An Iranian envoy also said it was not clear if major gaps could be bridged.

The talks seek to persuade Iran to limit its nuclear programme in exchange for the lifting of sanctions.

Discussions on Sunday have been inconclusive.

“We haven’t made the decisive breakthrough,” said the UK’s Foreign Secretary, William Hague. “There are very significant gaps.”

There is growing speculation that the 20 July deadline for an agreement will need to be extended.

An interim deal was reached last year. However, the parties have been unable to reach agreement on imposing long-term restrictions over Iran’s uranium enrichment and plutonium production – processes that could yield material for nuclear warheads.

World powers suspect Iran is seeking atomic weapons. Iran strongly denies the charge, insisting that it is enriching uranium to fuel its power plants, and for medical needs.

A deal could see the lifting of oil and trade sanctions on Iran.

EU foreign policy chief Catherine Ashton and Iran's Foreign Minister Mohammad Javad Zarif EU foreign policy chief Catherine Ashton and Iran’s Foreign Minister Mohammad Javad Zarif have been heading the delegations

The talks in Vienna bring together Iran and the P5+1 group, comprising the US, UK, France, China, Russia and Germany.

All the countries except Russia and China have sent their highest-ranking foreign envoys.

“Obviously we have some very significant gaps still, so we need to see if we can make some progress,” Mr Kerry told reporters before meeting Catherine Ashton, the EU’s foreign policy chief.

“It is vital to make certain that Iran is not going to develop nuclear weapons, that their programme is peaceful,” he said. “That’s what we are here trying to achieve.”

Iranian Deputy Foreign Minister Abbas Araqchi, quoted by his country’s Arabic language al-Alam TV, said that “all major and important issues” were still disputed.
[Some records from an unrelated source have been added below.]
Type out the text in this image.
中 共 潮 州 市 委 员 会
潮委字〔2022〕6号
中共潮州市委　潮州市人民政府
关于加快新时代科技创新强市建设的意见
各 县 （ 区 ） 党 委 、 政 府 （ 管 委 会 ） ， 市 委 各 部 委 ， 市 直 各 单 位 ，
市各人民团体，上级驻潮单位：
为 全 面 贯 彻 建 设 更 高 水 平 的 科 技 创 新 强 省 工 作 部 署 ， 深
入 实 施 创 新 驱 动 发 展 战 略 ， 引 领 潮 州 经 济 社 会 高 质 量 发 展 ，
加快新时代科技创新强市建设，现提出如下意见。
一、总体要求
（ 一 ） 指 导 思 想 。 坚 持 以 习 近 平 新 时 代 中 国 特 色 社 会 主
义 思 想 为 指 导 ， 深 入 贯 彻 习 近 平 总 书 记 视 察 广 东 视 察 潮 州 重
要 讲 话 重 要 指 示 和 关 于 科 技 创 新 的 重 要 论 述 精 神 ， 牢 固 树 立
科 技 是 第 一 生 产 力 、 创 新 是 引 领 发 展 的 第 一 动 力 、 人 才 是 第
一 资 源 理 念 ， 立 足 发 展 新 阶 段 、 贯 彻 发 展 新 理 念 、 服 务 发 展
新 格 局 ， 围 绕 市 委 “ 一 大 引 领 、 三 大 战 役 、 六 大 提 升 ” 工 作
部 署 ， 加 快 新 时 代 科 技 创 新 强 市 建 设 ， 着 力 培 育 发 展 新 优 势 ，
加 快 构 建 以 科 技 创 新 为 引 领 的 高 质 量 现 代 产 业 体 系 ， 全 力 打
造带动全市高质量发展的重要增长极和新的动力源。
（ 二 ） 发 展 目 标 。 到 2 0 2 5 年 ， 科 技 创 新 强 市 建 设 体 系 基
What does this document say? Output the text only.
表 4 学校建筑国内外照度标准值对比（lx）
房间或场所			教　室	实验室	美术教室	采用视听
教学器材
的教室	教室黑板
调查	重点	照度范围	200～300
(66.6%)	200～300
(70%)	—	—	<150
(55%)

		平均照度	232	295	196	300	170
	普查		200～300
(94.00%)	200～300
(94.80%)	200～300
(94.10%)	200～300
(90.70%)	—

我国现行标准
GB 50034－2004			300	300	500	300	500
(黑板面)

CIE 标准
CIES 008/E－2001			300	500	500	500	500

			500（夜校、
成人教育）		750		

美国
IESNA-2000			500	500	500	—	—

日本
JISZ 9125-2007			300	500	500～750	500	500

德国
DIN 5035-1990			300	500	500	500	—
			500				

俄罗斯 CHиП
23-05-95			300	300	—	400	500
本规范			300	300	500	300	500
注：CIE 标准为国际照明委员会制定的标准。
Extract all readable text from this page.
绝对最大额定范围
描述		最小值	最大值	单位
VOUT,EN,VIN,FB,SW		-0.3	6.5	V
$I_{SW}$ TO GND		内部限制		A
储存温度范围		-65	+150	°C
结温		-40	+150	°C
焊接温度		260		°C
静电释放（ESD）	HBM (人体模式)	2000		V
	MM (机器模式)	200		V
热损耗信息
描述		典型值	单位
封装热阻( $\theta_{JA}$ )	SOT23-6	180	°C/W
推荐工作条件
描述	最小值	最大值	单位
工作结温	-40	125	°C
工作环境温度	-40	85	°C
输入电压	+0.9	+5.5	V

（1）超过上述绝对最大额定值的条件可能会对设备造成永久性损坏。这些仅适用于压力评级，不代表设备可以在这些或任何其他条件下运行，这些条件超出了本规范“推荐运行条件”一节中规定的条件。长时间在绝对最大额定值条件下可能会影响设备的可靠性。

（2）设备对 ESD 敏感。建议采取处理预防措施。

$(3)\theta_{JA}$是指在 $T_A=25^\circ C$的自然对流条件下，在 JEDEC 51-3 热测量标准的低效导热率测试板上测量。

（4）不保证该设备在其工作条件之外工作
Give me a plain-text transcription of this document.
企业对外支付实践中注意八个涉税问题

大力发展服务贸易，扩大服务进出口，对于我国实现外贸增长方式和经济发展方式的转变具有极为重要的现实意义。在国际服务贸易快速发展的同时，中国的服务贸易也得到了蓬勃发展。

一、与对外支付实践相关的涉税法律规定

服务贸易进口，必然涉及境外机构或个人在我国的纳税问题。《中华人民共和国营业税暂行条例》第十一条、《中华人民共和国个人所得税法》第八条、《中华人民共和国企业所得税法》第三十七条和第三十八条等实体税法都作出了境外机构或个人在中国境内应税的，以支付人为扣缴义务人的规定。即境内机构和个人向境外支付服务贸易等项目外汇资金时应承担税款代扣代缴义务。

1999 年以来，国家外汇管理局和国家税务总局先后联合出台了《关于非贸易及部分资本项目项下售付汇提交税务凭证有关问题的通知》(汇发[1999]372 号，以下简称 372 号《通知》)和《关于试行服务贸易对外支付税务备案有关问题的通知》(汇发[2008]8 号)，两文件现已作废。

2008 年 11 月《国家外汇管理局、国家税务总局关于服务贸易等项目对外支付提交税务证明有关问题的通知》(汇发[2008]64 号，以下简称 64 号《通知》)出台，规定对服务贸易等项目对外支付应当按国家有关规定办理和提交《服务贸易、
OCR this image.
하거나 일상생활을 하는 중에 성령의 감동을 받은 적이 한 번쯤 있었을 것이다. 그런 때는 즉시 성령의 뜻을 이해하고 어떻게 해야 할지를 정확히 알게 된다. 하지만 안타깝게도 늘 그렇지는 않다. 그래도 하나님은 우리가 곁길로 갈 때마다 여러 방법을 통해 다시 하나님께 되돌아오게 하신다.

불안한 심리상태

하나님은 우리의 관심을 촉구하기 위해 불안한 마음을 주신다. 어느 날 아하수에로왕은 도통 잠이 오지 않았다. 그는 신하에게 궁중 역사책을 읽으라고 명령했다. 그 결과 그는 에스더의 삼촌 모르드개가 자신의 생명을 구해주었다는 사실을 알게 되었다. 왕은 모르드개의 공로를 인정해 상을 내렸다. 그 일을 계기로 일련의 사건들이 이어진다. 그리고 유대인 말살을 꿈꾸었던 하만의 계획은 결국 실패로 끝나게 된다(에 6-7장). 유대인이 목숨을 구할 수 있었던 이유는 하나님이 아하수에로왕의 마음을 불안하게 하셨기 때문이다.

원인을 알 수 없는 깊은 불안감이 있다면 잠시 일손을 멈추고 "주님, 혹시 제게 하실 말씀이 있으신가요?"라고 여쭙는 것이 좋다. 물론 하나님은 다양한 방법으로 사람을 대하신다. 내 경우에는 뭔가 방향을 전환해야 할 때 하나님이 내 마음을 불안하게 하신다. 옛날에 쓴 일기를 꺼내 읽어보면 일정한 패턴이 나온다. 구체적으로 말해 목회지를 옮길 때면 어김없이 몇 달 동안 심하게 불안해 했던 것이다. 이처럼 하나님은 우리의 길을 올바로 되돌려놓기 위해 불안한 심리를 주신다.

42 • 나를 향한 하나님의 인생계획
“We have not been able to narrow the gaps on major issues and it is not clear whether we can do it.”

Iran’s Foreign Minister, Javad Zarif, used his Twitter feed to emphasise the need for sincere discussions, saying, “Trust is a two-way street”.

French Foreign Minister Laurent Fabius said “positions are still far apart”.

Earlier this week, Iran’s Supreme Leader Ayatollah Ali Khamenei has said that Iran could eventually need tens of thousands of centrifuges for its nuclear programme.

Within five years, he said, Iran would need far more than the 10,000 that world powers wanted to limit it to.

In his comments on Tuesday, Ayatollah Khamenei also expressed strong support for Iran’s negotiating team in Vienna, a boost to moderate President Rouhani, who has been accused by hardliners of giving to much ground on the nuclear issue.

Also this week, France’s foreign minister has hinted at growing differences between the countries in the talks.

Mr Fabius said the P5+1 group had previously been “very homogeneous” in their dealings with Iran.

But “in recent days representatives in the negotiations have put forward a certain number of different approaches”, he told a parliamentary committee in Paris on Monday.

Both sides are hoping to build on an interim deal agreed in Geneva in November that saw Iran curb enrichment in return for sanctions relief.

But progress since the Geneva deal has been slow, with the last round of talks in May proving unfruitful.